CAREER: Towards the Creation of a Dynamic Modeling Framework to Generate New Knowledge About Swimming Biological Systems
Regents Of The University Of Michigan - Ann Arbor, Ann Arbor MI
Investigators
Abstract
This Faculty Early Career Development (CAREER) award supports research that will enable new understanding of the swimming mechanics of bottlenose dolphins. Researchers will gather information on the behavior of free-swimming bottlenose dolphins using electronic tags that are attached to the animal and that measure both movement and caloric expenditure. The collected information, combined with mathematical modeling, will lead to new understanding of dolphin swimming. Such an understanding is critical to policy and management practices that reduce the impact of human activities on these animals. This research will be integrated with education and outreach activities that are designed to inspire a new and diverse generation of students and engineers and to raise awareness of the social and environmental implications of bio-inspired engineered systems. This project will advance the current state of knowledge of the swimming mechanics of bottlenose dolphins by creating a novel diagnostic framework that will combine low-order mathematical models of swimming with kinematic data from biologging tags.
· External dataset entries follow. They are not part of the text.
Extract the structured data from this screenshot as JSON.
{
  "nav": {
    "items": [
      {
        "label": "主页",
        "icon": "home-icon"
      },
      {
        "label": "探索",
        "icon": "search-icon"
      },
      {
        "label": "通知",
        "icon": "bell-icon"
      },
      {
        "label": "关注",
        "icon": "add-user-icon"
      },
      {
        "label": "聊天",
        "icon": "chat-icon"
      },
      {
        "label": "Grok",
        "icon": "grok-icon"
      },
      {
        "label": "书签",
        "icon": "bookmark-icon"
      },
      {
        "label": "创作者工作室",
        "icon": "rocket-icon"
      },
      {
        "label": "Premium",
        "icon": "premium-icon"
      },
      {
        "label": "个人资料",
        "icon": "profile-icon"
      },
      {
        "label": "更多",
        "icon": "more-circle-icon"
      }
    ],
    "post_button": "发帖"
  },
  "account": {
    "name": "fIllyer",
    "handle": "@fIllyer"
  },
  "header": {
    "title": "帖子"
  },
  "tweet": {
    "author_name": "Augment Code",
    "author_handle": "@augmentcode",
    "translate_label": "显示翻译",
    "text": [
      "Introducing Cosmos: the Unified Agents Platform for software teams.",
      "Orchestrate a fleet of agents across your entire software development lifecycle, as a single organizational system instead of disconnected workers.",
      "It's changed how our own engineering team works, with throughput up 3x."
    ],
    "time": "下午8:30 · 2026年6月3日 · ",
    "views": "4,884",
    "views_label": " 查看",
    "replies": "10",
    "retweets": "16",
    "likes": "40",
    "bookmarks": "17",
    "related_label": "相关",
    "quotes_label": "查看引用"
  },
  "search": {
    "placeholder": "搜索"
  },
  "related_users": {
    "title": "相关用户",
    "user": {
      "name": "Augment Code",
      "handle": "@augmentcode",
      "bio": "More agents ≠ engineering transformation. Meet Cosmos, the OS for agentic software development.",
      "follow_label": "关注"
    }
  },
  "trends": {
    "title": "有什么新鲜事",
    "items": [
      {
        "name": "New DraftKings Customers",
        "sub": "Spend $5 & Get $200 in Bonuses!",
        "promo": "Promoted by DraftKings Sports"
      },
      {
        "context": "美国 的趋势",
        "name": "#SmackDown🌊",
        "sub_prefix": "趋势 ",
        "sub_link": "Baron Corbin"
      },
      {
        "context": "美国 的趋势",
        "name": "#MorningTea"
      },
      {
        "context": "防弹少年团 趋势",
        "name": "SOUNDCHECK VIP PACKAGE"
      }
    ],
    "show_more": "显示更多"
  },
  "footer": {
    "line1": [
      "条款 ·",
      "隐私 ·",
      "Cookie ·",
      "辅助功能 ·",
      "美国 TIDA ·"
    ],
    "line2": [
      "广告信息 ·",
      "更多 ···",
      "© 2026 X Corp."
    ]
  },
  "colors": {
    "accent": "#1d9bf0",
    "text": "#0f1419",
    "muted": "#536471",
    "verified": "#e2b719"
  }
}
The framework will lead to a fundamental scientific understanding of the impact of biomechanical parameters, like fluke flexibility and swimming gait, on the cost of locomotion. Importantly, this new bio-logging paradigm will enable us to obtain, using single-point kinematic measurements taken from free-swimming animals, estimates of the mechanical cost of swimming. This work will produce first-of-their-kind estimates of the energetic cost during free swimming. The new knowledge developed over the course of this project will impact the fields of biologging, biomechanics, and the modeling of dynamical systems. This award reflects NSF's statutory mission and has been deemed worthy of support through evaluation using the Foundation's intellectual merit and broader impacts review criteria.